From the LovTAP-repressed reporter construct, which we termed WT LovTAP R2, we obtained solely the double-repressor component (TrpR-RBS-TetR-p(TetR)) by PCR, to which we added the rfc 21 standard restriction sites (as the TrpR promoter has illegal speI sites, making it incompatible with rfc 10). This new part, termed Lov2 was then ligated into pGEM, transformed and miniprepped.

We transformed and made stock of CI and AraC from the registry, and Mnt-TerTer from team Davidson-Missouri Western. By PCR, we added to the left hand of each CI, AraC, and Mnt-TerTer the bgl standard prefix + RBS, and to the right hand side bgl suffix. Once these products were ligated into pGEM, transformed and miniprepped, we were poised to perform a rolling assembly to create a composite part Lov2+RBS+CI+RBS+AraC+RBS+Mnt+TerTer.

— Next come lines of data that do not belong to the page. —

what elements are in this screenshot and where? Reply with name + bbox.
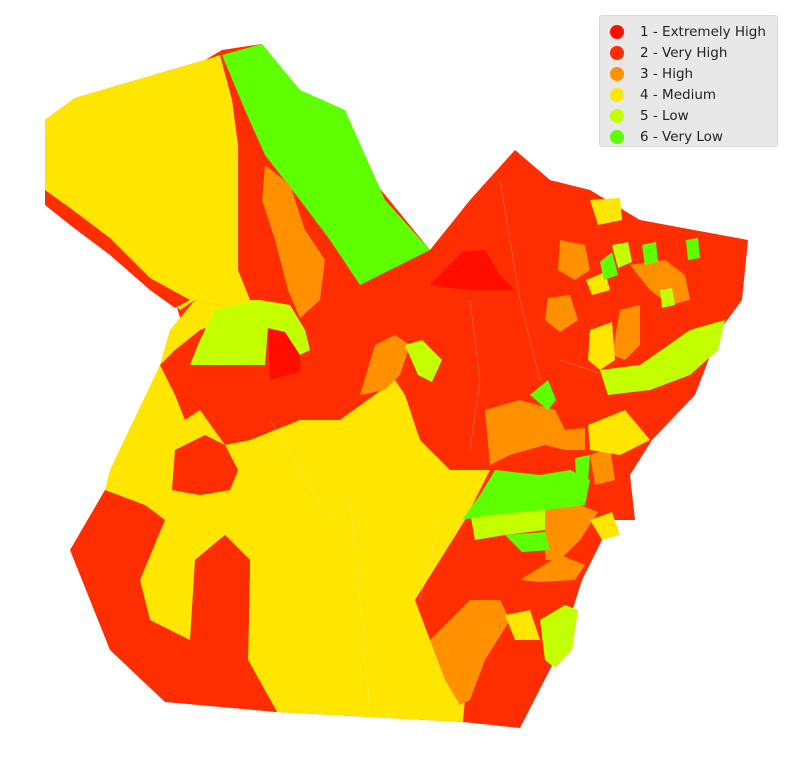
legend-label: 5 - Low xyxy=(640,107,689,124)
region-north-strip xyxy=(45,190,190,308)
region-nw-medium xyxy=(45,55,250,310)
legend-label: 3 - High xyxy=(640,65,694,82)
legend-marker-icon xyxy=(610,24,624,39)
region-east-verylow xyxy=(530,380,556,410)
municipal-boundaries xyxy=(237,145,621,713)
region-ne-low xyxy=(612,242,632,268)
legend-label: 6 - Very Low xyxy=(640,128,723,145)
legend-item: 5 - Low xyxy=(610,105,777,126)
region-se-verylow xyxy=(462,470,590,520)
legend-item: 6 - Very Low xyxy=(610,126,777,147)
legend-marker-icon xyxy=(610,129,624,144)
region-se-high4 xyxy=(590,448,615,485)
region-sw-pocket xyxy=(195,535,277,712)
legend: 1 - Extremely High 2 - Very High 3 - Hig… xyxy=(599,15,778,147)
region-east-verylow2 xyxy=(575,455,590,480)
region-se-high2 xyxy=(545,505,598,560)
region-orange-strip xyxy=(262,165,325,318)
region-east-high2 xyxy=(360,335,410,395)
region-se-medium2 xyxy=(505,610,540,640)
region-ne-verylow2 xyxy=(642,242,658,265)
region-se-high3 xyxy=(520,555,585,582)
region-ne-high2 xyxy=(545,295,578,332)
legend-marker-icon xyxy=(610,45,624,60)
legend-marker-icon xyxy=(610,87,624,102)
region-ne-medium xyxy=(590,198,622,225)
region-ne-low2 xyxy=(660,288,675,308)
region-south-patch xyxy=(172,435,238,495)
region-north-verylow xyxy=(222,44,430,285)
region-se-low xyxy=(470,508,545,540)
region-se-medium xyxy=(590,512,620,540)
legend-marker-icon xyxy=(610,66,624,81)
legend-item: 3 - High xyxy=(610,63,777,84)
region-center-low xyxy=(405,340,442,382)
region-ne-high xyxy=(558,240,590,280)
region-ne-medium2 xyxy=(588,322,615,370)
region-se-verylow2 xyxy=(505,532,550,552)
region-east-medium xyxy=(588,410,650,455)
region-ne-high3 xyxy=(612,305,640,360)
region-ne-verylow xyxy=(600,252,618,280)
region-ne-high4 xyxy=(630,260,690,305)
legend-label: 2 - Very High xyxy=(640,44,728,61)
region-east-high xyxy=(485,400,585,465)
legend-item: 2 - Very High xyxy=(610,42,777,63)
region-low-west xyxy=(190,300,310,365)
legend-marker-icon xyxy=(610,108,624,123)
legend-item: 4 - Medium xyxy=(610,84,777,105)
legend-label: 4 - Medium xyxy=(640,86,717,103)
region-east-low xyxy=(600,320,725,395)
region-center-extreme xyxy=(430,250,515,290)
region-se-low2 xyxy=(540,605,578,668)
legend-label: 1 - Extremely High xyxy=(640,23,766,40)
region-ne-verylow3 xyxy=(686,238,700,260)
legend-item: 1 - Extremely High xyxy=(610,21,777,42)
region-se-high xyxy=(430,600,510,705)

As we were running short of time and the summer had concluded, we decided to add only CI to the LovTAP repressed double repressor. We double digested CI from the registry and a double terminator and ligated the two. PCR was performed to obtain bgl-prefix+RBS+CI+TerTer+bgl-suffix.

At the time of writing this wiki, this is as much as we had accomplished. However, we hope to complete our proof of concept construct by the time of jamboree, we hope to finish up this workflow: We will ligate the PCR product bgl-prefix+RBS+CI+TerTer+bgl-suffix with pGEM, transform, double digest both the transformed plasmid and Lov2, ligate the two together, and transform again. Finally, to complete the Conversion Module (see Logic Design), we will ligate the LovTAP expression construct upstream of our newly obtained product. Using One Shot Invitrogen cells, we hope to be able to successfully transform the bistable part, and will double transform with the Conversion Module to establish our proof of concept!